It was only 32 Bitcoin. Worth roughly $2.5 million. A rounding error against an 840,000‑coin stack. But when Michael Saylor's Strategy sells Bitcoin for the first time in nearly four years, the number is almost irrelevant. The signal is everything.
Strategy disclosed the sale of 32 bitcoin for $2.5 million in a Monday morning SEC filing, the company's first Bitcoin sale since it sold 704 bitcoin near the bottom of the 2022 bear market at around $18,000 each.
Bitcoin slipped just below $72,000 on the news, down nearly 3% over the past 24 hours. MSTR shares fell 5.15% in premarket trading.
The market did not wait for context. It sold first and asked questions later.
Why This Sale Was Telegraphed Weeks Ago
This did not come from nowhere. Saylor himself had been preparing the market for this moment, and still the reaction was sharp.
Michael Saylor teased weeks ago that it was coming, but the news for the moment is shocking already depressed crypto markets even further.
Back in May, on Strategy's Q1 earnings call, Saylor said the company would "probably sell some bitcoin to pay a dividend." He framed it as inoculating the market, removing the shock value before it happened. The goal was to prevent a sudden large sale from triggering panic.

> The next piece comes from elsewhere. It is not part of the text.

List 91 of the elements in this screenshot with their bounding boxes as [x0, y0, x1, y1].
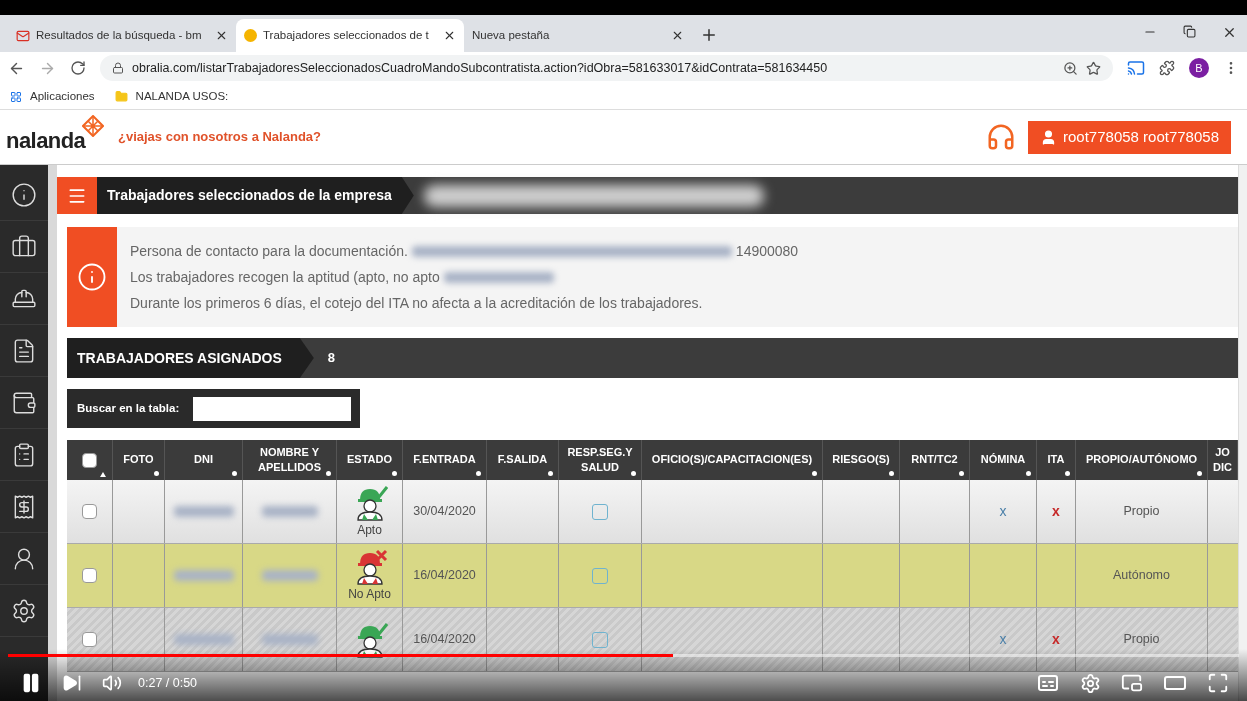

Thirty‑two Bitcoin is about as gentle an introduction to that concept as possible. But markets do not always respond to intent. They respond to fact, and the fact is that the largest corporate Bitcoin holder on earth just sold some of its stack for the first time in four years.
What the Sale Was For
The purpose behind the sale is important context that the raw headline does not capture.
The small sale is nevertheless significant, suggesting even larger sales down the road as Strategy looks to fund dividend payments on its high‑yielding preferred stock STRC.
STRC pays an 11.5% annualised dividend, a high‑yield product that attracts investors precisely because of that payout. Strategy raised billions through STRC sales to buy Bitcoin. Now, with Bitcoin prices below Strategy's average cost basis of $75,700 per coin and the preferred dividend obligations accumulating, the company needs cash. The Bitcoin that funded the machine is now being tapped, carefully, deliberately, and in very small amounts, to keep the machine running.
The 2022 Parallel and What Came After
There is one historical reference point that Bitcoin bulls are holding onto right now.
It is not the first time Saylor and team have sold some of their stack. The company near the bottom of the 2022 bear market sold 704 bitcoin at about $18,000 each. Bitcoin bulls can only hope the current sales again might be marking a significant bottoming in prices.
In December 2022, Strategy sold 704 Bitcoin at $16,776 each, near the absolute cycle low. Within months, Bitcoin had more than doubled. Within a year and a half, it had reached an all‑time high above $126,000.
If history even partially rhymes, selling 32 Bitcoin below $72,000 could end up looking like the same kind of perfectly timed bottom signal, made not by design but by necessity.
Crypto Versus the World Right Now
The wider market context makes Bitcoin's slide even harder to explain on fundamentals alone.
Crypto markets continue to struggle even as risk markets across the globe surge higher.
US equity futures were up. Global stocks were rallying. Oil was stable. Risk appetite elsewhere was improving. And yet Bitcoin was falling, dragged lower by a 32‑coin sale from one company and a sentiment that was already fragile after ten straight days of ETF outflows and six negative sessions in seven days.
The divergence between crypto and global risk markets has been the defining tension of the past four weeks. Monday made it sharper. The question now is whether 32 Bitcoin was the first page of a much longer story, or whether, like 2022, it marks the moment the selling stopped and something else began.